От награды Тав не отказалась. И уже проходя сквозь ворота, на тракт, заметила жреца Бахамута, зачерпывающего густую похлёбку – наверняка из последнего, что чудом не разграбили в погребах и амбарах. За его спиной, у стены, скрючился печальный мальчишка, чёрный от грязи и сажи.
Сирота – от гоблинского ножа или стрелы дроу. Жрец к нему не обернулся.
– За что Шар мучает тебя? – спрашивает Тав у Шэдоухарт однажды.
– Не знаю. Должна быть причина, – отвечает она.
Тав не возражает, что у богов нет причин, кроме их тщеславия. И делает то же, что и для чумазого потерянного мальчишки – разламывает хлеб пополам.
Хлеб, спечённый Гейлом – в убогой, но печи, найденной им в деревушке близ разбитого лагеря. Тав сопровождала его: на случай, если сладкие речи не уберегут его от беды. И наблюдала за тем, как он месит тесто, как подкармливает пламя, дровами и немного магией, как задвигает заслонку, погружая кухню в полумрак. Как опускает рукава мантии, отвязывает фартук, со вздохом присаживаясь на стул в углу; как мерцают его глаза, тёплые, уставшие и полные грусти.
Той грусти, что ведома лишь обречённым. Невиновным, поднимающимся на плаху и отказывающимся от борьбы.
Она не сомневалась, что он не хотел бы слышать это, но ужалила всё равно:
– Если власть Мистры столь велика, если сами боги знают, что происходит, почему мы вынуждены воевать в одиночку?
У Гейла тысяча оправданий – для Мистры, для каждого бога в его чертогах вдали от мира, куда не проникнет даже эхо людского крика. «Они не вмешиваются, – объясняет он, и голос его чуть дрожит, будто он пытается убедить самого себя. – Если боги суют нос в дела смертных, очень часто всё становится только хуже».

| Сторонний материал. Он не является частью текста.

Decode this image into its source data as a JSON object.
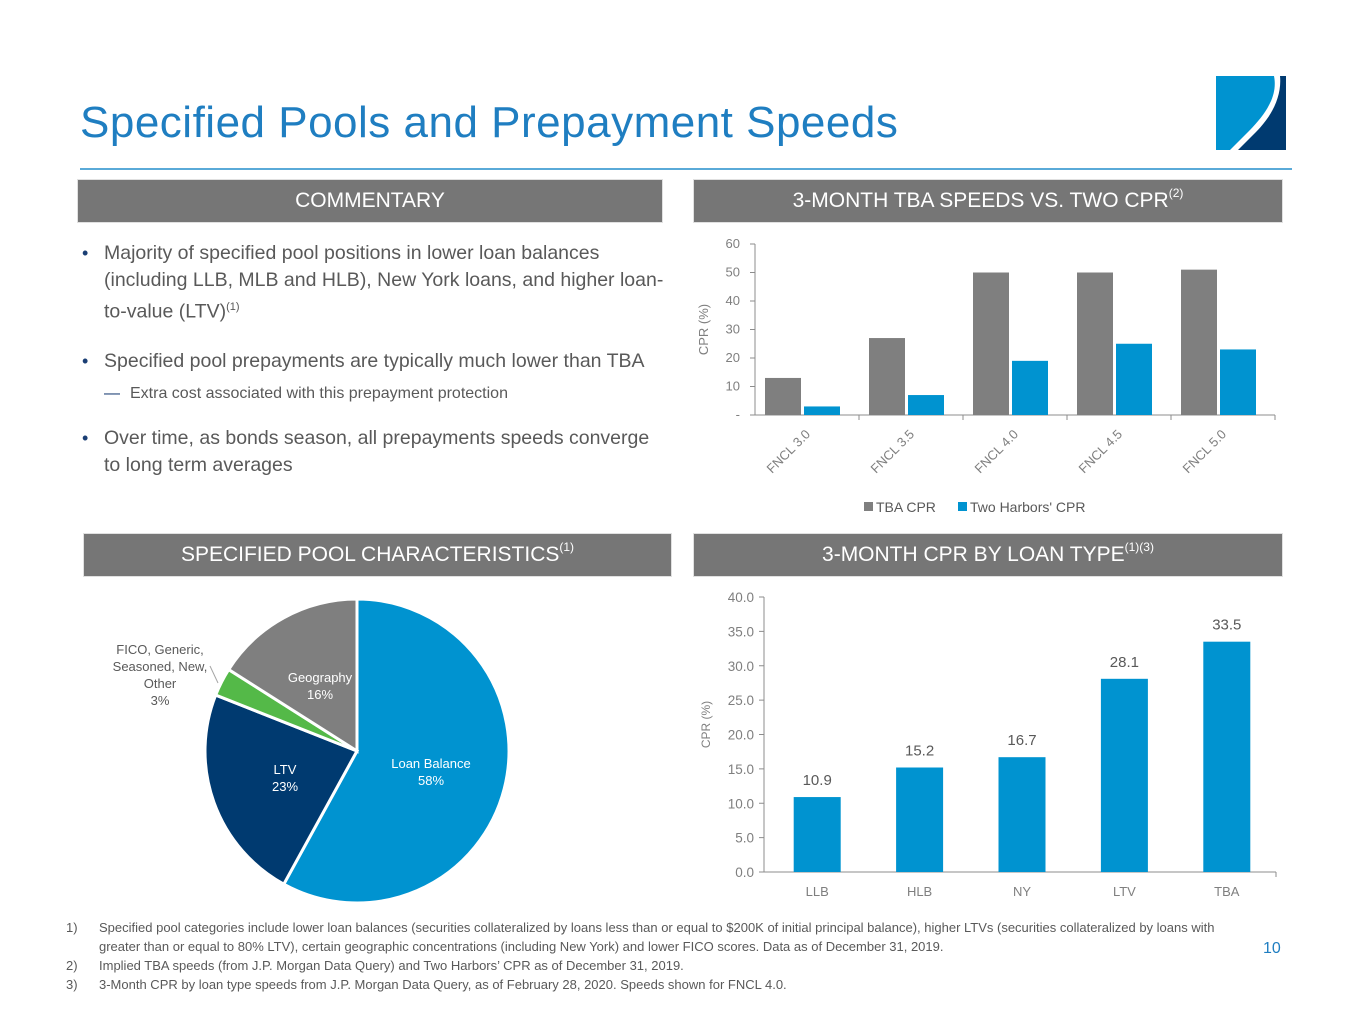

– Я рада, что в тебе ещё есть наивность, – вздыхает Тав. Её пальцы трясутся вопреки её воле – так случается в последние недели, – и она сжимает рукоять кинжала, притороченного к поясу. От Гейла это не укрывается.
– А я рад, что в тебе ещё есть доброта, – улыбается он, и что-то внутри Тав злобно воет. – Её не так уж просто найти, а ты отдаёшь, не скупясь.
Она хрипит:
– Этого не достаточно. Я не богиня. И я не бескорыстна.
От Гейла пахнет мукой, травами и невесомо – Плетением, пряным, иномирным.
– Оно и к лучшему. Потому, что ты не богиня, и потому, что ты ожидаешь чего-то взамен, ты и можешь помочь – и взять то, что для этого необходимо. Главное, не пожирай себя. Иногда нельзя сделать больше.